What
Shares in property development and construction company Devine Limited (ASX: DVN) jumped 19% on Wednesday after announcing that net profit for the full year to 31 December would be between $12 million and $14 million.
So What?
Before the update, investors were expecting the company to deliver between $7 million and $10 million in profit. This corresponds to an increase of up to 100% and earnings per share will now be between 7.9 and 8.8 cents per share.
Devine reported a massive $72 million loss in the six months to 31 December 2013, corresponding to a loss per share of 46 cents.

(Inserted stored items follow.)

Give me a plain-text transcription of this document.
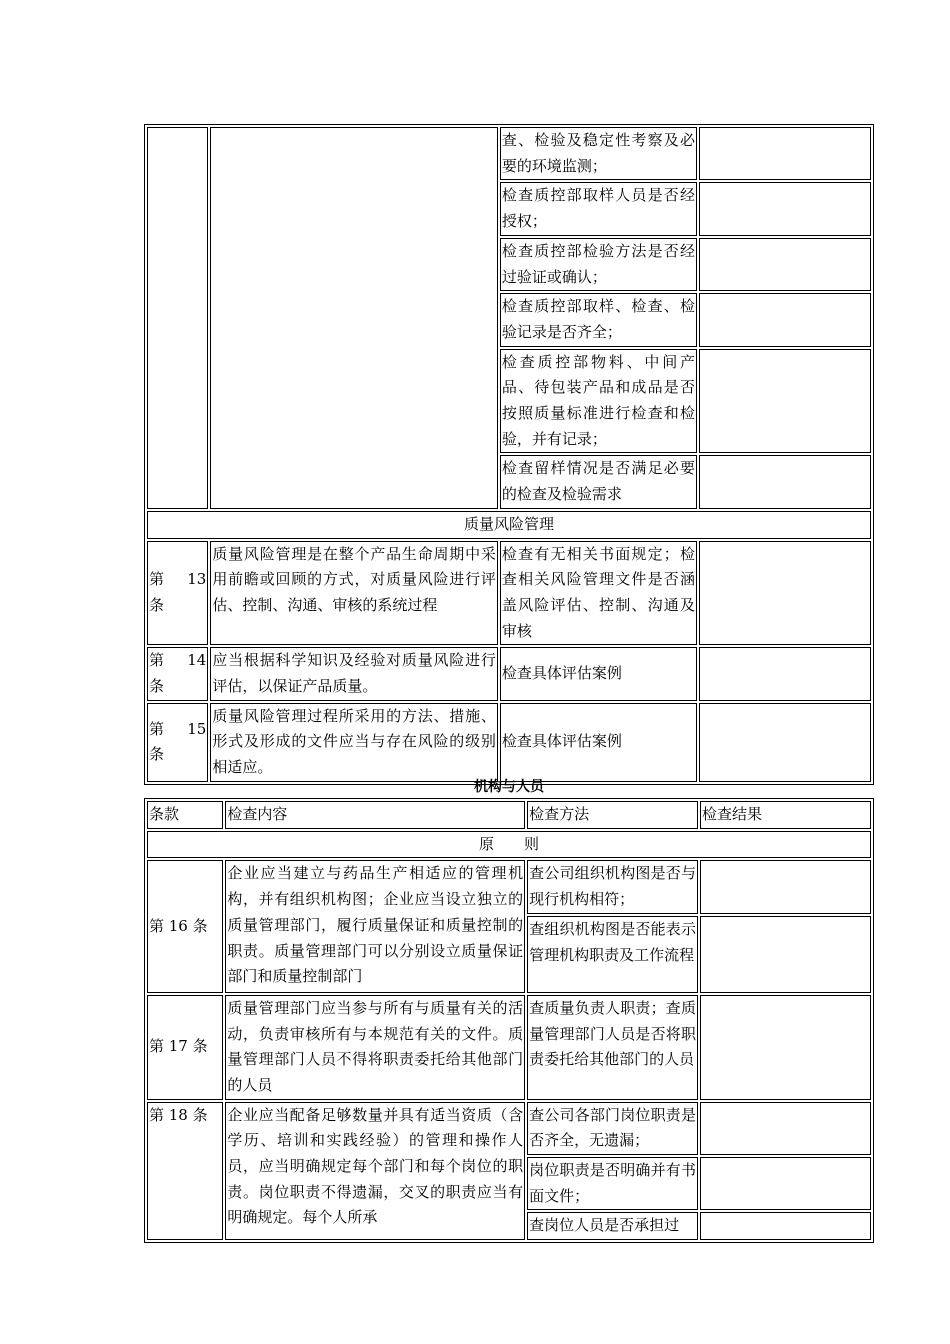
		查、检验及稳定性考察及必要的环境监测；	
		检查质控部取样人员是否经授权；	
		检查质控部检验方法是否经过验证或确认；	
		检查质控部取样、检查、检验记录是否齐全；	
		检查质控部物料、中间产品、待包装产品和成品是否按照质量标准进行检查和检验，并有记录；	
		检查留样情况是否满足必要的检查及检验需求	
质量风险管理			
第 13 条	质量风险管理是在整个产品生命周期中采用前瞻或回顾的方式，对质量风险进行评估、控制、沟通、审核的系统过程	检查有无相关书面规定；检查相关风险管理文件是否涵盖风险评估、控制、沟通及审核	
第 14 条	应当根据科学知识及经验对质量风险进行评估，以保证产品质量。	检查具体评估案例	
第 15 条	质量风险管理过程所采用的方法、措施、形式及形成的文件应当与存在风险的级别相适应。	检查具体评估案例	
机构与人员
条款	检查内容	检查方法	检查结果
原　　则			
第 16 条	企业应当建立与药品生产相适应的管理机构，并有组织机构图；企业应当设立独立的质量管理部门，履行质量保证和质量控制的职责。质量管理部门可以分别设立质量保证部门和质量控制部门	查公司组织机构图是否与现行机构相符；	
		查组织机构图是否能表示管理机构职责及工作流程	
第 17 条	质量管理部门应当参与所有与质量有关的活动，负责审核所有与本规范有关的文件。质量管理部门人员不得将职责委托给其他部门的人员	查质量负责人职责；查质量管理部门人员是否将职责委托给其他部门的人员	
第 18 条	企业应当配备足够数量并具有适当资质（含学历、培训和实践经验）的管理和操作人员，应当明确规定每个部门和每个岗位的职责。岗位职责不得遗漏，交叉的职责应当有明确规定。每个人所承	查公司各部门岗位职责是否齐全，无遗漏；	
		岗位职责是否明确并有书面文件；	
		查岗位人员是否承担过	
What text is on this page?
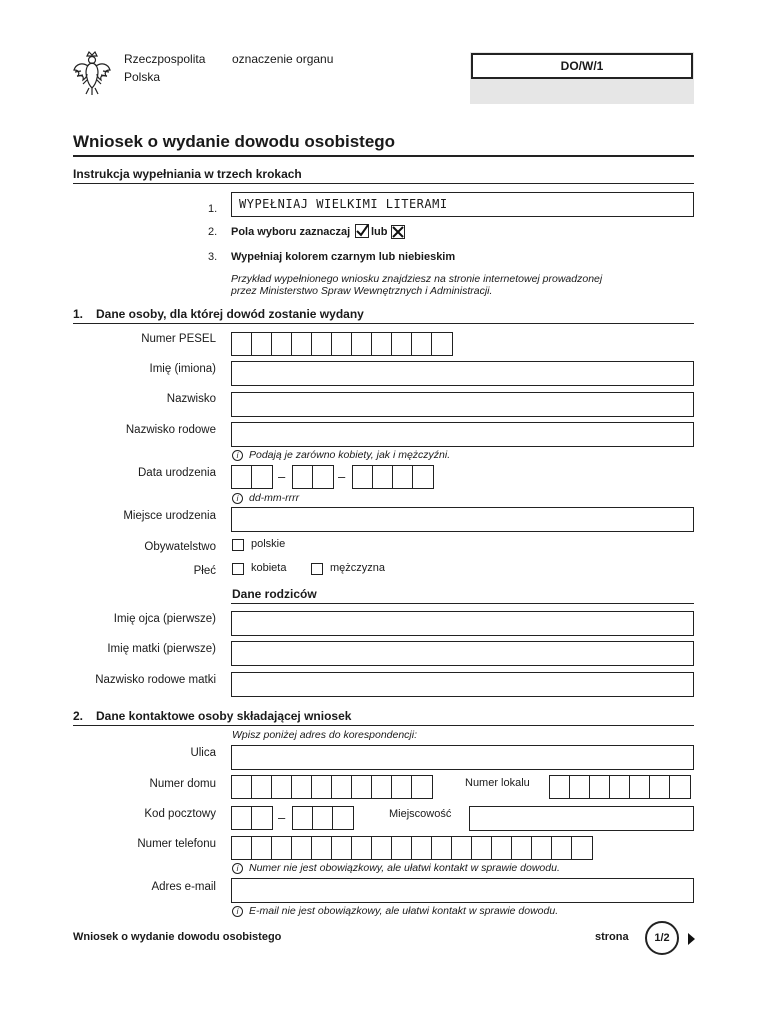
Rzeczpospolita
Polska
oznaczenie organu	DO/W/1
Wniosek o wydanie dowodu osobistego
Instrukcja wypełniania w trzech krokach
1. WYPEŁNIAJ WIELKIMI LITERAMI
2. Pola wyboru zaznaczaj lub
3. Wypełniaj kolorem czarnym lub niebieskim
Przykład wypełnionego wniosku znajdziesz na stronie internetowej prowadzonej
przez Ministerstwo Spraw Wewnętrznych i Administracji.
1. Dane osoby, dla której dowód zostanie wydany
Numer PESEL
Imię (imiona)
Nazwisko
Nazwisko rodowe
i	Podają je zarówno kobiety, jak i mężczyźni.
Data urodzenia	–	–
i	dd-mm-rrrr
Miejsce urodzenia
Obywatelstwo	polskie
Płeć	kobieta	mężczyzna
Dane rodziców
Imię ojca (pierwsze)
Imię matki (pierwsze)
Nazwisko rodowe matki
2. Dane kontaktowe osoby składającej wniosek
Wpisz poniżej adres do korespondencji:
Ulica
Numer domu	Numer lokalu
Kod pocztowy	–	Miejscowość
Numer telefonu
i	Numer nie jest obowiązkowy, ale ułatwi kontakt w sprawie dowodu.
Adres e-mail
i	E-mail nie jest obowiązkowy, ale ułatwi kontakt w sprawie dowodu.
Wniosek o wydanie dowodu osobistego	strona	1/2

The new profit guidance places the company on track for its best year in a long time and indicates a price to earnings ratio of between 8.9 and 10 based on a share price of 79 cents.
What now?
Devine is now trading nearly 30% above its 12-month low, but is still well below its 52 week high of $1.39 reached in October 2013. In late October 2013 the company announced a $70 million impairment that took the company to the massive loss for the last six months of 2013.
Some shareholders have been disappointed that the company hasn't been able to take full advantage of the recent boom in house prices, however Devine's main areas of operation; Queensland, Victoria and South Australia, have been relatively subdued compared to the New South Wales market.
Indications are that the Queensland market is starting to see some good growth, and the announcement indicates that Devine is having a lot of success selling its properties. "At the end of April the Company had secured 60 per cent of its annual forecast land settlement target and 70 per cent of its annual home construction starts. Apartment sales have also been very strong, with 80 per cent of its full year settlements target also secured"
This is a positive sign that conditions are improving and that the company could well outperform even its own expectations for the rest of the year.